Allen County Councilman

Personal details
- Born: April 8, 1922 Montpelier, Ohio, USA
- Died: April 23, 2008 (aged 86) Fort Wayne, Indiana, USA
- Party: Republican
- Spouse: Jeanne S. Lougheed
- Alma mater: Purdue University
- Occupation: Entrepreneur, Civic Leader
- Website: www.cooklougheed.com

= Cook Lougheed =

American politician

Cook Olin Pierre "O.P." Lougheed (April 8, 1922 – April 23, 2008) was a Fort Wayne entrepreneur, Allen County Councilman, civil leader and philanthropist. He was well known for his lengthy service to the Fort Wayne Children's Zoo, Parkview Hospital and the Boy Scouts of America.

A longtime Fort Wayne resident, Lougheed started the Earth Construction Company in the 1950s. A highly successful businessman, at one time, Cook was president of 11 different companies, involving real estate and lake developments and equipment. He was inducted into the Greater Fort Wayne Junior Achievement Business and Education Leaders Hall of Fame in 2004 and received one of scouting's highest awards - the Distinguished Eagle Scout Award in 1977.

In addition to his entrepreneurial success, Cook volunteered with many local organizations. He served the Fort Wayne Zoological Society for 34 years (two years as board president). Contributing to the development of the African Safari Veldt was one of his greatest accomplishments.
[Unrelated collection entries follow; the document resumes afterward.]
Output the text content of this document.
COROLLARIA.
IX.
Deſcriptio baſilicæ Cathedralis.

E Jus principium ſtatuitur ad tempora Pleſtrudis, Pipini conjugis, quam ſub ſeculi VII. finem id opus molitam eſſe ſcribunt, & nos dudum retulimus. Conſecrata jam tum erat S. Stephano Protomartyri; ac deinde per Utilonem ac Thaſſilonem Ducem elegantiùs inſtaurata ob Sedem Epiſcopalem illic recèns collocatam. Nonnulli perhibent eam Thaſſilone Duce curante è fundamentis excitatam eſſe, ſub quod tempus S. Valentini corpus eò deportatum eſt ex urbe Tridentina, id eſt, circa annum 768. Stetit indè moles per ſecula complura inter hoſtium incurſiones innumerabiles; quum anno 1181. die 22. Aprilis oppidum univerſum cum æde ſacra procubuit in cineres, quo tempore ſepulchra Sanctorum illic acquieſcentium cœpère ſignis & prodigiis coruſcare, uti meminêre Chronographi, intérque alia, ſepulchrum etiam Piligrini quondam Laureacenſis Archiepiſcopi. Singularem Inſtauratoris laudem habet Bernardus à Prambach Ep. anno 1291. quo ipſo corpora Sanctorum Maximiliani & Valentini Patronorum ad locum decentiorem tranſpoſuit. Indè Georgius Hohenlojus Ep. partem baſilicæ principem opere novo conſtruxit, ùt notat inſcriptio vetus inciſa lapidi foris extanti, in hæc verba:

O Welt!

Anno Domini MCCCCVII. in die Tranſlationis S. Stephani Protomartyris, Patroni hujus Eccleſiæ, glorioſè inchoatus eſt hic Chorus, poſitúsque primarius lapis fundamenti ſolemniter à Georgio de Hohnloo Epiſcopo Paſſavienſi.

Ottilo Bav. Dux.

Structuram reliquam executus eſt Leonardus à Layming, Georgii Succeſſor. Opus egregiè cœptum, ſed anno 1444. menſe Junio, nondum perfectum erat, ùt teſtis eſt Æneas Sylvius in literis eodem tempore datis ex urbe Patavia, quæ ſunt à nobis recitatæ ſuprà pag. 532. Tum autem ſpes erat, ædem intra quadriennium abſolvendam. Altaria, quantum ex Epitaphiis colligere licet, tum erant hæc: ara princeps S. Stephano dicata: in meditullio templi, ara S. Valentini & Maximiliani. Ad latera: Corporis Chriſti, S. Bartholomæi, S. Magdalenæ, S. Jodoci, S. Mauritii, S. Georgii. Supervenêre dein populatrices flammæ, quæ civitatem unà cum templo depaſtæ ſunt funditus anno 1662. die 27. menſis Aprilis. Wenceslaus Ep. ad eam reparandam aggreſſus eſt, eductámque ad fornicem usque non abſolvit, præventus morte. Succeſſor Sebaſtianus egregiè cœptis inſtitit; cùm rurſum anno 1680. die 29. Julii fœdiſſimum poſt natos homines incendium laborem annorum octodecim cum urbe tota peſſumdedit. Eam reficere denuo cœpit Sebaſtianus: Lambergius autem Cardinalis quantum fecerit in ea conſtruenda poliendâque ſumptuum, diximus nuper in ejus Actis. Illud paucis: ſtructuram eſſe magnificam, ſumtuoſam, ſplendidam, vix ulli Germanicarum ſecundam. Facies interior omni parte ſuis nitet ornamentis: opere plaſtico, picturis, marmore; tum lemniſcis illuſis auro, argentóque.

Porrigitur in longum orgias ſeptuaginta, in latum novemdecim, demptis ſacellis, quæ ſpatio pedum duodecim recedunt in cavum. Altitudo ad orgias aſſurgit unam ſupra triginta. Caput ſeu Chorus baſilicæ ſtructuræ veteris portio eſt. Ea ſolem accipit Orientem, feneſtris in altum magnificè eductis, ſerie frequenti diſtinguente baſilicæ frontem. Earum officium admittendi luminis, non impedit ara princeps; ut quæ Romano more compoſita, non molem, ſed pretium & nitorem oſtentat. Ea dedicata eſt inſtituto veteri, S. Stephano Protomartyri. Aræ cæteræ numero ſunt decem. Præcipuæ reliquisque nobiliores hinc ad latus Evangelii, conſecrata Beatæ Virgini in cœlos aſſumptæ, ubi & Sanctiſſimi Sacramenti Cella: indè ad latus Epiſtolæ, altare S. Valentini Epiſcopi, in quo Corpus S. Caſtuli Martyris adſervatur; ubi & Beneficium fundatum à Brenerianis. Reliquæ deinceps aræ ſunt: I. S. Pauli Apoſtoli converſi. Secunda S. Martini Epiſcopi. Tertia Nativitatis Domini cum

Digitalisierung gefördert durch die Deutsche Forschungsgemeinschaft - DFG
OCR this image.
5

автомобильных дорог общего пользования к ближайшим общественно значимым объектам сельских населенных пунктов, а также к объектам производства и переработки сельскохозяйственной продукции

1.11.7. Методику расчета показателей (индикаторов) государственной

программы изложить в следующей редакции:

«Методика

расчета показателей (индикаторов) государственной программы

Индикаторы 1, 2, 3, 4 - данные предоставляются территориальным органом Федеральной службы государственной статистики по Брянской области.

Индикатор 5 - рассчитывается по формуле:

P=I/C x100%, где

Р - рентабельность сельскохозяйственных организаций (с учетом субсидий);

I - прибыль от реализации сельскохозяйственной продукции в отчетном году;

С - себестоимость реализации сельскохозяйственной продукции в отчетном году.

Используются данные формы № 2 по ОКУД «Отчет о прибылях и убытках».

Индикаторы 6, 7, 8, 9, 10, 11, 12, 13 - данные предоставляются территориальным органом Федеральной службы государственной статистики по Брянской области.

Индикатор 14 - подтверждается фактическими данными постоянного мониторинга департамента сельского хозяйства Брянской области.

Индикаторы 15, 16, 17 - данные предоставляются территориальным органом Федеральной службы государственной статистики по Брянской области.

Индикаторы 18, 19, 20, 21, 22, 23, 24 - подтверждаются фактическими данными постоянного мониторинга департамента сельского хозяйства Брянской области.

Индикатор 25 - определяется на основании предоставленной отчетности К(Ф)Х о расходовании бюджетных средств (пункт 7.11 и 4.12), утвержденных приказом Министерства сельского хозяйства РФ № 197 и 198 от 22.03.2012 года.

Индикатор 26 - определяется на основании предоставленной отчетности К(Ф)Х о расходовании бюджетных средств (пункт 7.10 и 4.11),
He served Parkview Hospital for 30 years. In fact, the Frances Slocum Elementary School was renamed the Lougheed Center to honor Cook for all his years of service on the Parkview Hospital Board.

He also served the Association of Building Contractors, Greater Fort Wayne Chamber of Commerce, Fort Wayne Rotary Club, Kiwanis, The John Purdue Club and his local church, to name a few. He was elected Allen County Councilman in the 1970s.